Yup and pacifiers have been shown to reduce SIDS risks so I think they are beneficial. I think you can have a good or bad experience and any type of hospital and it's always great to connect with mom's who have btdt at the same hospital you are going to. I just would pack a few extra things for a baby friendly hospital and be prepared to voice my needs a little more is all. I just have had several friends recently have very stressful experiences at baby friendly hospitals and one was having anxiety going back for the 2nd kiddo which makes me sad.

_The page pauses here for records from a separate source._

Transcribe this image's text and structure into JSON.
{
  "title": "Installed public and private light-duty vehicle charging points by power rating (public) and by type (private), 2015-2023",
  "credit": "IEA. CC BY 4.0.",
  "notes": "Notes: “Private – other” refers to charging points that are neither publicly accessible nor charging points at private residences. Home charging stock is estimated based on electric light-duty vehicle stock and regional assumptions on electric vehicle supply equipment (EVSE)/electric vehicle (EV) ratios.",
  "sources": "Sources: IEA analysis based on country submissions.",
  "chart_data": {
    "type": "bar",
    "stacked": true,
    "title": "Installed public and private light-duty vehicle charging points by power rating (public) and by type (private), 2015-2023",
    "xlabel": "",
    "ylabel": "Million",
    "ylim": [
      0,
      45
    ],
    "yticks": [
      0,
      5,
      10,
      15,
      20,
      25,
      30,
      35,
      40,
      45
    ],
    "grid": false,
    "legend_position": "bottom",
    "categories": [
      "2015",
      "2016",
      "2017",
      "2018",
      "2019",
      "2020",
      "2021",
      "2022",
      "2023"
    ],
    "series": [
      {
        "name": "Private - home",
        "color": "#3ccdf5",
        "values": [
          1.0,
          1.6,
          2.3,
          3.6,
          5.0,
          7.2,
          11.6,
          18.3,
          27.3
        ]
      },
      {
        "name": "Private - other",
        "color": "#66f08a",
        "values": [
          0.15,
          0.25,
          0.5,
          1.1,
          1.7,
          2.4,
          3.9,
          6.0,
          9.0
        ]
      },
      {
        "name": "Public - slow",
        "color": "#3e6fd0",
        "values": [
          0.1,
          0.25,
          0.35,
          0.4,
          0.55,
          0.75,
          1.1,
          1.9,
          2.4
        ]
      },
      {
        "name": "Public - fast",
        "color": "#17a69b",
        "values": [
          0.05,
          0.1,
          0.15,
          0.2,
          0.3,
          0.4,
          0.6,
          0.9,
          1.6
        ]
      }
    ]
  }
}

I probably came off too negative in my first post, that was unintentional sorry about that.
Post by goldenlove3 on Jun 24, 2016 21:33:03 GMT -5
After reading the first page of UO, I have never seen an anti-formula or anti-pacifier poster at my hospital. Also the nurse at my intake quickly talked to me about what baby friendly is there and she made it seem very much like it was my choice whether I BF or not. Hopefully that's the same mentality for the hospital as a whole because I like it there. I'm not worried.
After reading the first page of UO, I have never seen an anti-formula or anti-pacifier poster at my hospital. Also the nurse at my intake quickly talked to me about what baby friendly is there and she made it seem very much like it was my choice whether I BF or not. Hopefully that's the same mentality for the hospital as a whole because I like it there. I'm not worried.
Great! That is awesome. Like I said varies of course. I am glad you have cousin with first hand experience.
I delivered DS at a baby friendly hospital. He did not room in with us, mainly because the complications I experienced after delivery prevented me from getting out of bed until 38 hours after he was born. But they brought him into the room religiously every two hours when he was hungry, sent the LC to talk to me, got me started pumping (milk was delayed coming in, again due to complications), gave me my nipple shield, etc. I found them very helpful and not pushy at all. Maybe that was partly because I had made it clear that breastfeeding was something I really wanted to do, but even with the rooming in, they didn't make me feel guilty about it.
It is interesting to me that people's experiences can vary so widely on this.